Although in the studied species DNA methylation was frequent in CG context, methylation within other nucleotides contexts also occurred (i.e. non-CG or non-CpG methylation). Non-CG DNA methylation is frequently associated with a number of processes in plants54,55 and only recently its function in other eukaryotes have gained more attention56. Still, the effects of differential DNA methylation contexts in most organisms are poorly understood and underestimated (reviewed in56,57). Methylation in CG and non-CG sites are typically mediated by distinct mechanisms58; CG methylation is constitutively maintained by DNA methyltransferase 1 (Dnmt1)56,57, while non-CG methylation are kept by mechanisms of de novo methylation involving the DNA methyltransferase 3 (Dnmt3)59. Therefore, non-CG methylation is majorly related to new and more variable epigenetic alterations57. Supporting evidence for the existence of non-CG methylation in social insects was previously reported for ants60 and honeybees59. In honeybees, non-CG methylation seems to be involved with alternative mRNA splicing and is especially enriched in genes related to behavioural responses. However, no direct correlation with sociality could be stablished59. Herein, such correlation is demonstrated with the different proportions of CG and non-CG methylation observed in the set of differentially expressed superTranscripts when compared to the general transcriptomic profile. This indicate that both CG and non-CG methylation interplay in worker task division. Further data is needed to infer how specific methylation contexts could affect certain behavioural changes but based on the results gathered so far, we hypothesize that non-CG methylation dynamics is relevant to task division and possibly to other social traits.

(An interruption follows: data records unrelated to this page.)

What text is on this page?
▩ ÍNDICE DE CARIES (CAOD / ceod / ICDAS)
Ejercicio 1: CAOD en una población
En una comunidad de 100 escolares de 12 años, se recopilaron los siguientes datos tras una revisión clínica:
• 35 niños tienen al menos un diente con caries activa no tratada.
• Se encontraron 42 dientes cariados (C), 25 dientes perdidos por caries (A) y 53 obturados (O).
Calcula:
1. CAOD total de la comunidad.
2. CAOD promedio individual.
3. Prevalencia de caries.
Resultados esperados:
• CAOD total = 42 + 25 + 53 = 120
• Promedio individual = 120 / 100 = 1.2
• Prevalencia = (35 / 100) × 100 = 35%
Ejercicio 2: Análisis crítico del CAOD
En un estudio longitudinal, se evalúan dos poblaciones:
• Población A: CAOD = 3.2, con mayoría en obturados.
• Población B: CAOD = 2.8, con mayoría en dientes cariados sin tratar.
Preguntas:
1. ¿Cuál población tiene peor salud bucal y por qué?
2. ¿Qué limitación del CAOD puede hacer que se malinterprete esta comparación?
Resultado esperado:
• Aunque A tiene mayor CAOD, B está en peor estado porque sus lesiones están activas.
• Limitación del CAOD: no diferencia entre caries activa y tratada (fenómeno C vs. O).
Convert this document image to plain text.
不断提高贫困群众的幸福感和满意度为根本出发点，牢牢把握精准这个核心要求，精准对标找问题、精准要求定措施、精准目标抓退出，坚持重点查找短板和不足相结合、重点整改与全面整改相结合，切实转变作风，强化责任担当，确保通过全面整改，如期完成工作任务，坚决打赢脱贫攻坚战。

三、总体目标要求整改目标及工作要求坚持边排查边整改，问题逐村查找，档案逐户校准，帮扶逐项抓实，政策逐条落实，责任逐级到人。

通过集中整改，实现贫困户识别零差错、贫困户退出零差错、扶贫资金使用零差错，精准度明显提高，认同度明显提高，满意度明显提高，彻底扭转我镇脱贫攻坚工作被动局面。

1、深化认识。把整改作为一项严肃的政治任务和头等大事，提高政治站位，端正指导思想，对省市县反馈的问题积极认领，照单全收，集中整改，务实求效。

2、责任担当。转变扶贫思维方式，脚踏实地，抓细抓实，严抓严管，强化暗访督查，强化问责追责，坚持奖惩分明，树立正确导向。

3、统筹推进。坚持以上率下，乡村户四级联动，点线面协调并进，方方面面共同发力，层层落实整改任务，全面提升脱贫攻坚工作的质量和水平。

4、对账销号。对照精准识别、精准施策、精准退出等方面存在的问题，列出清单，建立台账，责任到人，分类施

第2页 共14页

Higher levels of mC in bees have been associated to an increase in gene expression, i.e. genes with more methylation also have higher expression levels14. We found this correlation to be true for CG methylation in both species tested, but not for methylation in non-CG context. In fact, among the differentially expressed superTranscripts of T. angustula, where greater levels of non-CG methylation are observed, we found a negative correlation between gene expression and DNA methylation. This suggests that the effect of mC in bee gene expression might also be dependent of the methylation context; CG methylation seems to increase gene expression while non-CG methylation might supress it.
Finally, it is important to consider some of the limitations of the present study. First, aiming to obtain a global overview of gene expression and DNA methylation differences we used full bodies for the transcriptomic and bisulfite sequencings. Since we know that different body parts, tissues and even cells have unique gene expression dynamics12 it is likely that our approach had reduced our power to detect small scale alterations and specific contexts. Moreover, to facilitate the comparisons between the two bees we used similar pipelines for them. This means that sometimes we compromised the bumblebee analysis to match it with the analysis of the species with no reference genome available. For example, we annotated both species transcriptomes based on search similarities to databases instead of using B. terrestris genome for its annotation. This approach might especially affect GO enrichment analysis. Differently from genome annotation, transcriptomic annotation is redundant, i.e. multiple transcripts (or superTranscripts in our case) may annotate to the same gene and this affects the frequency of GO terms in the dataset. To deal with this, we kept the frequency of GO terms proportional in the enrichment test by using the appropriate background list (in our case the complete transcriptome set), which is the used and recommended approach for GO enrichment tests61. However, our enrichment stats might still be biased by the chosen approach. Nevertheless, since GO annotations are dynamic and always biased by database representation62, we have chosen to keep the same methodological approach for both species. In this manner, if the enrichment test is biased it will be equally biased in both species facilitating comparisons. Finally, we did not validate our gene expression results with an alternative independent method (such as real time reverse polymerase chain reaction). Given due consideration, the present study can only describe broad patterns and conclusions regarding the species general expression and methylation profiles.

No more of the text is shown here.